Kann mir bitte jemand helfen und sagen, was ich da falsch gemacht habe? Mein ganzes Projekt ist gerade zerstört und ich versuche schon seit Stunden verzweifelt es wieder zum Laufen zu bekommen, weiß aber nicht einmal, nach was genau ich da googeln soll......
Falls pom.xml oder andere Infos gebraucht werden, bitte einfach Posten, aber ich hab nicht einmal eine Ahnung welche Infos bei dem Problem helfen könnten....

Wäre euch wirklich extrem dankbar, wenn ihr mir da helfen könnt !


edit: 
Also soweit ich das verstanden habe, ist "classpath" nicht mehr gesetzt und deshalb wird vpmBeans-Tests.xml nicht mehr gefunden. Aber wie setze ich classpath wieder? Und warum ist es gelöscht worden?


----------



## kama (31. Dez 2012)

Hi,
wo liegen die Datein wie z.B. vpmBeans-Tests.xml ? 

Weiterhin fällt mir auf, dass anhand des Namens TestUserDAOJDBCImpl man vermuten kann, dass das keine Unit Tests mehr sind sondern Integrationstest.
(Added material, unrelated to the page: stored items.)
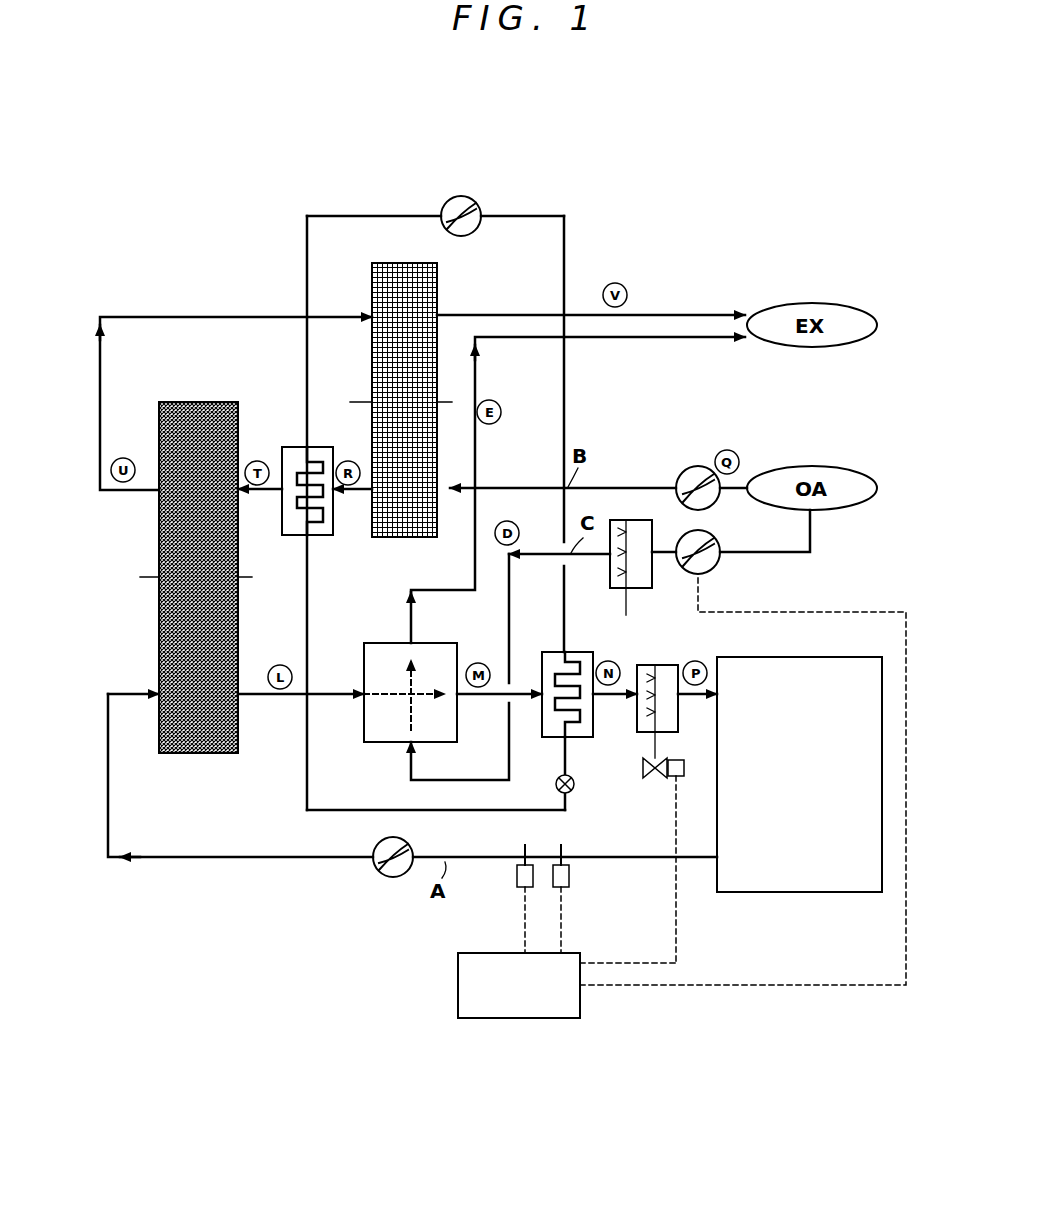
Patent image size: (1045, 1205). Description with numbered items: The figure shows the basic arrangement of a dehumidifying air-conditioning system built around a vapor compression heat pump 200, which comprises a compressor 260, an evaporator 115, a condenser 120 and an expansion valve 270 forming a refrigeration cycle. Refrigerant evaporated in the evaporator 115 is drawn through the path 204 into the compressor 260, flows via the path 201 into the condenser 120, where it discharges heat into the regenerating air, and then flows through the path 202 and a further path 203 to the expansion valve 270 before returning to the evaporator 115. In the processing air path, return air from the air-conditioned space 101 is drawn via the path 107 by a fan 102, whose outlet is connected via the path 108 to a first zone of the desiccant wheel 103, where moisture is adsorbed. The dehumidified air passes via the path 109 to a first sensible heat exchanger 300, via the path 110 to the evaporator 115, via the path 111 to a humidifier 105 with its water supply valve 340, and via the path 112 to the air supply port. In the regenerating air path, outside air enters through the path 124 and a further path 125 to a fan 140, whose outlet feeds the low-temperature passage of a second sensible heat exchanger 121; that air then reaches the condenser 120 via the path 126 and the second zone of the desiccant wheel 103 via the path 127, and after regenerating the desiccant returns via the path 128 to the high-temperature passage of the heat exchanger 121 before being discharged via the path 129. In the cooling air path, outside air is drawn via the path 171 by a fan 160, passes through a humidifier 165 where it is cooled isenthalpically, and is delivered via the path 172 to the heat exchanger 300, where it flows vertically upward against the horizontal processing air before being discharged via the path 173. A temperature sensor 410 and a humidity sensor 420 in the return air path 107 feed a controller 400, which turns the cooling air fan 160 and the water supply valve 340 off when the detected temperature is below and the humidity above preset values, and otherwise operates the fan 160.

The heat pump 200 is at (511, 205).
The path 201 is at (305, 240).
The path 202 is at (306, 637).
The path 204 is at (565, 402).
The compressor 260 is at (444, 229).
The second sensible heat exchanger 121 is at (437, 294).
The path 128 is at (180, 317).
The path 129 is at (664, 310).
The path 173 is at (476, 376).
The high temperature heat source heat exchanger (condenser) 120 is at (285, 447).
The path 127 is at (258, 492).
The path 126 is at (350, 492).
The outdoor air intake duct 125 is at (633, 488).
The fan 140 is at (681, 472).
The path 124 is at (740, 486).
The humidifier 165 is at (626, 520).
The fan 160 is at (720, 540).
The path 171 is at (760, 556).
The path 172 is at (588, 556).
The desiccant wheel 103 is at (158, 648).
The first sensible heat exchanger 300 is at (437, 643).
The low temperature heat source heat exchanger (evaporator) 115 is at (576, 652).
The humidifier 105 is at (642, 665).
The air-conditioned space 101 is at (810, 657).
The path 109 is at (265, 700).
The path 110 is at (480, 700).
The path 111 is at (606, 698).
The path 112 is at (697, 704).
The duct 203 is at (568, 752).
The expansion valve 270 is at (575, 785).
The water supply valve 340 is at (674, 780).
The path 108 is at (275, 862).
The fan 102 is at (393, 880).
The temperature sensor 410 is at (516, 882).
The humidity sensor 420 is at (570, 882).
The path 107 is at (650, 862).
The controller 400 is at (470, 953).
Abgesehen davon bei einem Test testet man gegen das Interface und nicht gegen eine spezifische Implementierung...

Gruß
Karl-Heinz Marbaise


----------



## deetee (31. Dez 2012)

Vesuch mal deine pom.xml mit dem <resource> Element zu erweitern:
[XML]
  <build>
    ...
    <resources>
      <resource>
        <directory>src/main/resources</directory>
      </resource>
      <resource>
        <directory>src/test/resources</directory>
      </resource>
      ...
    </resources>
    ...
  </build> 
[/XML]

Damit sollte die vpmBeans-Tests.xml wieder gefunden werden, wenn Maven über die Konsole ausgeführt wird. Eclipse benötigt das nicht.


----------



## kama (31. Dez 2012)

Hi,



deetee hat gesagt.:


> Vesuch mal deine pom.xml mit dem <resource> Element zu erweitern:
> [XML]
> <build>
> ...
> ...


Das sind die defaults von Maven. Das braucht man nicht und sollte man auch nicht definieren, da es in Maven bereits definiert ist (Convention over Configuration)...und das hat auch nichts mit Eclipse / Maven Command line zu tuen da Eclipse (M2e) einen Maven Embedder verwendet der genau das gleiche macht...

Gruß
Karl-Heinz Marbaise


----------



## deetee (31. Dez 2012)

Ok, wenn das nichts bringt, würde ich mal die Ausgabe analysieren von:

mvn help:effective-pom

Das ist die finale pom Konfiguration, die letztlich für dien Projekt greift. Da einfach mal nach fehlenden/vermissten Elementen schauen oder auf falsche Pfade prüfen.


----------



## kama (31. Dez 2012)

Hi,


deetee hat gesagt.:


> ...
> mvn help:effective-pom
> 
> Das ist die finale pom Konfiguration, die letztlich für dien Projekt greift. Da einfach mal nach fehlenden/vermissten Elementen schauen...


Welche fehlenden Elemente ? Es gibt für alle Elemente entsprechende Defaults eben Konventionen......

Gruß
Karl-Heinz Marbaise


----------



## Juggl3r (31. Dez 2012)

Hallo,

also vpmBeans-Tests.xml sowie alle anderen Bean Files (habe eines für Tests und ein normales) liegen direkt im Src Ordner. Den Src Ordner habe ich direkt per Rechtsklick und addToBuildPath hinzugefügt.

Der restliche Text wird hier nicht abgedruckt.